“Women and men do not receive an equal education because outside the classroom women are perceived not as sovereign beings but as prey.”

—Adrienne Rich Taking Women Students Seriously (1978)

I’m nineteen and I am scared.

In about a month I will be moving to a large university in Northern Virginia, to a bustling city just outside of the nation’s capital. I am not scared of the classes, the rest of my life beginning, or even how I will be fully separated from my family for the first time in my life. No, I’m not scared of any of that.

I told my father about how I was applying for internships in Washington, D.C. and that I plan to take the Metro (public transportation) to get in and out of the city. I was excited at the thought of my freedom coming in the new year, and all of the possibilities that entails.

“You know the metro is not a safe place for women,” my father told me with a cold voice. My excitement turned into fear almost instantaneously. I saw rape and sexual assault in the news daily and I was aware of the danger that I am in on a daily basis—or was I?

According to the Washington Metropolitan Area Transit Authority, there have been a total of four (reported) rapes so far this year that could have happened on the bus, rail, in parking lots or other facilities. As little as that sounds, I don’t think men can understand the fear that women, including myself, experience upon hearing that number.

I don’t think women would feel excited to commute into a city that has reported 290 sexual assaults just last year.

Adrienne Rich was saying in her essay Taking Women Students Seriously that with the increase of incidents of rape and sexual assault, it only affects the female student negatively.

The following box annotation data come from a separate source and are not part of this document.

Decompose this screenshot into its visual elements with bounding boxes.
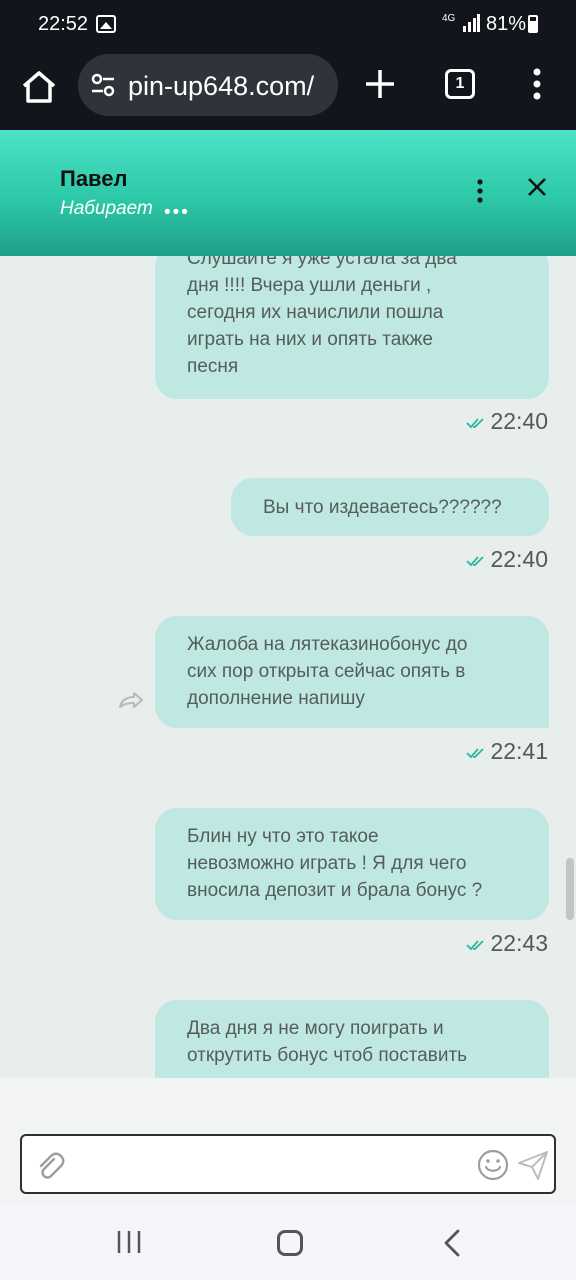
- emoji-icon[interactable]: [476, 1148, 510, 1182]
- message-time-text: 22:41: [490, 738, 548, 764]
- message-bubble[interactable]: Вы что издеваетесь??????: [231, 478, 549, 536]
- message-list[interactable]: Слушайте я уже устала за два дня !!!! Вч…: [0, 256, 576, 1078]
- chat-menu-icon[interactable]: [470, 178, 490, 204]
- typing-dots: •••: [164, 202, 190, 223]
- read-ticks-icon: [466, 748, 485, 759]
- message-composer: [20, 1134, 556, 1194]
- status-time: 22:52: [38, 13, 89, 35]
- chat-header: Павел Набирает •••: [0, 130, 576, 256]
- network-type: 4G: [442, 13, 456, 24]
- tab-switcher-button[interactable]: 1: [445, 69, 475, 99]
- read-ticks-icon: [466, 556, 485, 567]
- message-time: 22:43: [466, 930, 548, 957]
- message-time-text: 22:40: [490, 408, 548, 434]
- typing-status: Набирает: [60, 198, 153, 219]
- message-bubble[interactable]: Два дня я не могу поиграть и открутить б…: [155, 1000, 549, 1078]
- scrollbar-thumb[interactable]: [566, 858, 574, 920]
- system-nav-bar: [0, 1204, 576, 1280]
- contact-name: Павел: [60, 166, 128, 191]
- send-icon[interactable]: [516, 1148, 550, 1182]
- message-input[interactable]: [80, 1146, 460, 1186]
- message-time: 22:41: [466, 738, 548, 765]
- read-ticks-icon: [466, 940, 485, 951]
- signal-icon: [463, 14, 480, 32]
- home-icon[interactable]: [18, 66, 60, 108]
- close-icon[interactable]: [524, 174, 550, 200]
- browser-toolbar: pin-up648.com/ 1: [0, 52, 576, 130]
- address-bar[interactable]: pin-up648.com/: [78, 54, 338, 116]
- message-time: 22:40: [466, 546, 548, 573]
- nav-home-icon[interactable]: [277, 1230, 303, 1256]
- forward-icon[interactable]: [118, 690, 144, 710]
- message-time: 22:40: [466, 408, 548, 435]
- message-bubble[interactable]: Слушайте я уже устала за два дня !!!! Вч…: [155, 256, 549, 399]
- url-text: pin-up648.com/: [128, 71, 315, 101]
- image-notification-icon: [96, 15, 116, 33]
- site-settings-icon[interactable]: [90, 72, 116, 98]
- status-bar: 22:52 4G 81%: [0, 0, 576, 52]
- message-time-text: 22:40: [490, 546, 548, 572]
- attach-icon[interactable]: [34, 1150, 66, 1182]
- read-ticks-icon: [466, 418, 485, 429]
- battery-percent: 81%: [486, 13, 527, 35]
- battery-icon: [528, 15, 538, 33]
- message-bubble[interactable]: Жалоба на лятеказинобонус до сих пор отк…: [155, 616, 549, 728]
- message-bubble[interactable]: Блин ну что это такое невозможно играть …: [155, 808, 549, 920]
- recent-apps-icon[interactable]: [114, 1228, 144, 1256]
- browser-menu-icon[interactable]: [524, 67, 550, 101]
- back-icon[interactable]: [440, 1228, 464, 1258]
- new-tab-icon[interactable]: [362, 66, 398, 102]
- message-time-text: 22:43: [490, 930, 548, 956]
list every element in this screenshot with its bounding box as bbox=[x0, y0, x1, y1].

She was referring to the issue of rape on campus that make walking home from the library difficult for women. This is a large problem, being that college age women are three to four times more likely to be sexually assaulted than the average woman. This affects our schooling greatly, being that we are constantly subjected to sexist grammar and sexual harassment by professors and other students our age.

The sad part is that I am nineteen years old and I am just now being awoken to this issue. I participated in the Women’s March on Washington in January 2017 and I am still just now realizing this pervading issue in our culture. I am beginning to look around at women in my age group and it has now become my duty as a woman to protect against sexual assault with things like mace and be there to support my friends around me that have experienced this.

I don’t think I could have considered myself an educated woman that is active in politics until just recently. I wasn’t even aware of what is happening to my entire gender a month ago. I also don’t think Rich was out of bounds when she wrote that women are considered prey. Whether we like it or not, our minds are being assaulted too.

With constant reminders that we are in danger and the inequality between genders, we are being molded into women that are meant to live in fear.

What are these reminders, you may ask? It could be in the media, in literature, in our unequal pay, in our pink taxes, or even in our interactions with the males in our lives. Men like my father, for instance, reminding me that I am in danger. He was reminding me that I am prey.